By Jonathan Capehart
President Obama renewed his fight over the Bush tax cuts yesterday. He called on Congress to send him a bill that would let those tax cuts expire for those lucky folks making more than $250,000. As you might imagine, this didn’t go over well with Republicans.
“The president’s announcement that he plans on extending (the tax cuts), just for certain classes of Americans — what he’s really saying is that those that are job-creators and small businesses are going to see a massive tax increase,” presumptive Republican presidential nominee Mitt Romney said, “and that will kill jobs.” He added, “The president’s plan is aimed at small business and job creators. It will kill jobs in this country and hurt the middle class,”
So, that got me to thinking. What would the president’s plan looks like as a pie chart?
As the president said yesterday, letting the Bush tax cuts expire for the wealthy would not impact 98 percent of American wage earners and 97 percent of small-business owners.

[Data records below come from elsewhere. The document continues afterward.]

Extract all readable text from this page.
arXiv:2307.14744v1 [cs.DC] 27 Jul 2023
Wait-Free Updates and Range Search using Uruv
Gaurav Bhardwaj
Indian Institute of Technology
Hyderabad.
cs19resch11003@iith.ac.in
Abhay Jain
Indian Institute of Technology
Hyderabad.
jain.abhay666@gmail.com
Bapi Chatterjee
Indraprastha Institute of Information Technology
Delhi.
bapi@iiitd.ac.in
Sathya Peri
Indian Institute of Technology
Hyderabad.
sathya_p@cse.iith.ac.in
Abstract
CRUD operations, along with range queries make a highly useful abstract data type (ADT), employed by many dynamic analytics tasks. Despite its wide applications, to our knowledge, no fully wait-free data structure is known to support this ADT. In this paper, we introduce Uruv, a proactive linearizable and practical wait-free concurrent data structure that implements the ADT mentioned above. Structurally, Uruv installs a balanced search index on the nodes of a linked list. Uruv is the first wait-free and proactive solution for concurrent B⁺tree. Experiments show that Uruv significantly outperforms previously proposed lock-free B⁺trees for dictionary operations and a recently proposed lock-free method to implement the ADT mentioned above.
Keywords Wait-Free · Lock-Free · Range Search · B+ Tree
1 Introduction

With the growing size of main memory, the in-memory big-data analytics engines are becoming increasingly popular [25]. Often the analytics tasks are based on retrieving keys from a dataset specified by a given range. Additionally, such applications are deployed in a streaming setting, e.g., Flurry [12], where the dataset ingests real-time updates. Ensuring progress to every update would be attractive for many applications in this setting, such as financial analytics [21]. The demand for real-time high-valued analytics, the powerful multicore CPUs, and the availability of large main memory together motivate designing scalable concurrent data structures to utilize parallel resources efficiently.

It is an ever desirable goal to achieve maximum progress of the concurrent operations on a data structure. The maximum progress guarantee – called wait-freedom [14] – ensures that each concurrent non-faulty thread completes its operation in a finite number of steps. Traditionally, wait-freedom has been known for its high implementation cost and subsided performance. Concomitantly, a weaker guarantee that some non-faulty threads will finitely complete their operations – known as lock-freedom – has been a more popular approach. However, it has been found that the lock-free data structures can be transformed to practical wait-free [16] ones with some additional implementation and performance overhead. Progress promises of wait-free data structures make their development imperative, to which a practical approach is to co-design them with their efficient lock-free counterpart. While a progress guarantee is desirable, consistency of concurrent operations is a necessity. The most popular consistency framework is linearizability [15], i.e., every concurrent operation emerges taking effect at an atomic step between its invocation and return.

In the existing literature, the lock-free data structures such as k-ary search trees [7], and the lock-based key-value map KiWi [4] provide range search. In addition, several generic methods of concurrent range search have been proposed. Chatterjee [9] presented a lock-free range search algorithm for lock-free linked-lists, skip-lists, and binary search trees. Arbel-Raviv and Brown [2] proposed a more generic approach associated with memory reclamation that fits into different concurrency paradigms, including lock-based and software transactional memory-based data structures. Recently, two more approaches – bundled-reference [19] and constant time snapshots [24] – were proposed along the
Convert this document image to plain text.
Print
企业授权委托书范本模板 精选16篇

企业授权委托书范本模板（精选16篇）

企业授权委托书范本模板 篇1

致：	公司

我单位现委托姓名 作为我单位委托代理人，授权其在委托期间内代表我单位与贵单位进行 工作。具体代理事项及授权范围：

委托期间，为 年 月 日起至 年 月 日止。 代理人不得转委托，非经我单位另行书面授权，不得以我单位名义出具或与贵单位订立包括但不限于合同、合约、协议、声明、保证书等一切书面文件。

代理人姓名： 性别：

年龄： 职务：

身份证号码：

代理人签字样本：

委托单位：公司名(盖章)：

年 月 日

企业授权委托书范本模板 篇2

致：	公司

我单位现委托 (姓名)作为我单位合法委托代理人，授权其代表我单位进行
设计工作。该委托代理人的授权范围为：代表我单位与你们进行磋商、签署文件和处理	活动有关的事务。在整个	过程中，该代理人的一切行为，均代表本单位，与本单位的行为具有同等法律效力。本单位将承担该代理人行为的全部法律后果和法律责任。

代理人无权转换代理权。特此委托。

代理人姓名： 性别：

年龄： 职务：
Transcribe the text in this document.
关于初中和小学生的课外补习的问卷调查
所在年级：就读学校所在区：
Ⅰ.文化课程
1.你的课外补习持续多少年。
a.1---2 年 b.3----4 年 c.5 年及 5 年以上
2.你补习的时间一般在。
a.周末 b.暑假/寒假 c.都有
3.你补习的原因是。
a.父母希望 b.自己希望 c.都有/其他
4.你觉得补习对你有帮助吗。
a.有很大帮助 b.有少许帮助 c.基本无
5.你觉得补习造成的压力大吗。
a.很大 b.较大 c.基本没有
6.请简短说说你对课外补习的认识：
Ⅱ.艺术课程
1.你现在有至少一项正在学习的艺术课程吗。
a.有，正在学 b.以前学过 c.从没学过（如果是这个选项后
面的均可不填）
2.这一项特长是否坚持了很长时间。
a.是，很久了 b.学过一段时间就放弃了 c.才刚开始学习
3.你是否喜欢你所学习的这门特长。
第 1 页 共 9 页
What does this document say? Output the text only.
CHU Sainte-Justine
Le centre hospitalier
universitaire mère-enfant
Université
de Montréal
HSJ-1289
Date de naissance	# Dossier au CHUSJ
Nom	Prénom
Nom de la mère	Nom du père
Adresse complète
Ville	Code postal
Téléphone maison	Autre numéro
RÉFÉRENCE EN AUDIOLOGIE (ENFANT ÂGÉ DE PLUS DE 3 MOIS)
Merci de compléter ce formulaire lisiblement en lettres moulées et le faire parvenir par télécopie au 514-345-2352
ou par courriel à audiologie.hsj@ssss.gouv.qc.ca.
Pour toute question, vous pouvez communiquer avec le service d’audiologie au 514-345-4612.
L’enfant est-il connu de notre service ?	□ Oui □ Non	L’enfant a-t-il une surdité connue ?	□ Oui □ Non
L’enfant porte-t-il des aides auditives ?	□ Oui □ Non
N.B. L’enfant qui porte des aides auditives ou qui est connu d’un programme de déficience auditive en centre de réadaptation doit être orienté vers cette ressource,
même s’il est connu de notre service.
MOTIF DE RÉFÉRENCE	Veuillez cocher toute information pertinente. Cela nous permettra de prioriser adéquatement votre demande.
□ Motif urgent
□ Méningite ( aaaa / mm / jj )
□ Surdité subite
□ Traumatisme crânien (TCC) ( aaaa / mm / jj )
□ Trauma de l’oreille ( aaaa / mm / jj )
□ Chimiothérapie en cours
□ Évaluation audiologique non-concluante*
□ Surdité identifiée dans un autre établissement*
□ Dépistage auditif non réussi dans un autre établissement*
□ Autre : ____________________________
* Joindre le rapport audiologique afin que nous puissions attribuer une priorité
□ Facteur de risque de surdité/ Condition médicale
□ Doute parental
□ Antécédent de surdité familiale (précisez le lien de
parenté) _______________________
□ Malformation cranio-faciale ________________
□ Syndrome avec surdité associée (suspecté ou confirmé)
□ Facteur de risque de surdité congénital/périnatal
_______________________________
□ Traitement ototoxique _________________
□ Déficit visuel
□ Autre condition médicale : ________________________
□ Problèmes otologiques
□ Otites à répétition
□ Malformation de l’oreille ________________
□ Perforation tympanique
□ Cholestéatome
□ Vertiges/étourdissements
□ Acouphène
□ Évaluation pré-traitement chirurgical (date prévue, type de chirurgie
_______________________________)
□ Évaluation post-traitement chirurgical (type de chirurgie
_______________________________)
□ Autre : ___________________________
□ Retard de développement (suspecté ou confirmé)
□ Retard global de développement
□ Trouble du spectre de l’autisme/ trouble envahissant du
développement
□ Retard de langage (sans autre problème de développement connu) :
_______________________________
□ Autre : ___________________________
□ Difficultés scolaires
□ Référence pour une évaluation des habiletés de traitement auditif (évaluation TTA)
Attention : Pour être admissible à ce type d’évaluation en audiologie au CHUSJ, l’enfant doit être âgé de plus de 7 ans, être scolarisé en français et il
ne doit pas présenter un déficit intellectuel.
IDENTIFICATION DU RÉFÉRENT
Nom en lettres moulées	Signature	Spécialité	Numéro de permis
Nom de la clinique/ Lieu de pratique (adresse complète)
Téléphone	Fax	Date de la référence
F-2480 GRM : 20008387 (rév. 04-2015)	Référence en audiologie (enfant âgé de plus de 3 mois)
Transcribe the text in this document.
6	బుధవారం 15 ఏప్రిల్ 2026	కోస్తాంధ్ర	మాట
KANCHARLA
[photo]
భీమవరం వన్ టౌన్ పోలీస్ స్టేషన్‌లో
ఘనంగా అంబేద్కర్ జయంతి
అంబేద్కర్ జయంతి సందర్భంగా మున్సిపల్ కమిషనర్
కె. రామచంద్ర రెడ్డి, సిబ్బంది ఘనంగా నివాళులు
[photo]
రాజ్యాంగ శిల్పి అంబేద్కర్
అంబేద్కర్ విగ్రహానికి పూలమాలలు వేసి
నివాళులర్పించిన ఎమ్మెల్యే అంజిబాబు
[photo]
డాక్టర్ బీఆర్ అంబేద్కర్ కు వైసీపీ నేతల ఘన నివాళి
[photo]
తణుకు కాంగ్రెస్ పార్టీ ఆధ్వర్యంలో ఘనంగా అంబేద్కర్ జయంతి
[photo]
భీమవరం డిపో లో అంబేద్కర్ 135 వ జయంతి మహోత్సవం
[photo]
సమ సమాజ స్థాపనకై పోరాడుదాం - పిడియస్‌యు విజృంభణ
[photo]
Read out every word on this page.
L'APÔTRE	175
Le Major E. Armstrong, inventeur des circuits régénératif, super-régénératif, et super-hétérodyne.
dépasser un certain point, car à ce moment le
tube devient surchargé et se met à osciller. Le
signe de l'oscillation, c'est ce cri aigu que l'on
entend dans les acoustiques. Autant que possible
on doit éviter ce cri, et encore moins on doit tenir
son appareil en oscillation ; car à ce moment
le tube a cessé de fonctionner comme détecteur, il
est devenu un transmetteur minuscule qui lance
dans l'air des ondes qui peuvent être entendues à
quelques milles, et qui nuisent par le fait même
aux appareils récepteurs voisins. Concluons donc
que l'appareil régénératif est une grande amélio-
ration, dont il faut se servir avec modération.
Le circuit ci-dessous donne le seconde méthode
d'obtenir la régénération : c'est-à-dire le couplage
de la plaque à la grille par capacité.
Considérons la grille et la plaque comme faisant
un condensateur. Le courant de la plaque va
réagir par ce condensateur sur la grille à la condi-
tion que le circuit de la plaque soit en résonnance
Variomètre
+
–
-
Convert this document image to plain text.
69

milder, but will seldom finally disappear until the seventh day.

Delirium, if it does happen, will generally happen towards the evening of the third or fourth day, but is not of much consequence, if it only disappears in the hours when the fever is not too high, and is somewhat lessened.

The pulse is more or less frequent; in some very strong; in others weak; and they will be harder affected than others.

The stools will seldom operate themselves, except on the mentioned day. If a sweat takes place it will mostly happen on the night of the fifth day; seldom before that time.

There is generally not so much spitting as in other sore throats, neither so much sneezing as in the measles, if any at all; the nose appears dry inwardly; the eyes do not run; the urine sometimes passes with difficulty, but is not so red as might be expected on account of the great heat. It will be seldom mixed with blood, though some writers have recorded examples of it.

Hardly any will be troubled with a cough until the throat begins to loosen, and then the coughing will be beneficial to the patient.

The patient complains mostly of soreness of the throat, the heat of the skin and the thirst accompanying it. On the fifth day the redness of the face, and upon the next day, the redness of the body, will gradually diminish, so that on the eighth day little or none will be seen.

“The upper-income cuts return $850 billion over 10 years to the Treasury, simply by reverting to the top rates under Clinton, when the wealthy fared perfectly well, the budget balanced, and growth was much stronger and more broadly shared than in the Bush years,” wrote Jared Bernstein, a senior fellow at the Center on Budget and Policy Priorities and the former chief economist and economic adviser to Vice President Joe Biden. “The fact that these upper-income increases hit only the top 2% — and that’s considering both households and small businesses — is also important. They won’t hurt the wobbly recovery, as these folks are not income constrained in the first place.”
Bernstein clearly articulates why I will never understand Republican reticence to help the middle class, despite rhetoric to the contrary. As E. J. Dionne points out, a key statement in Obama’s speech yesterday was, “Let's agree to do what we agree on. Right?”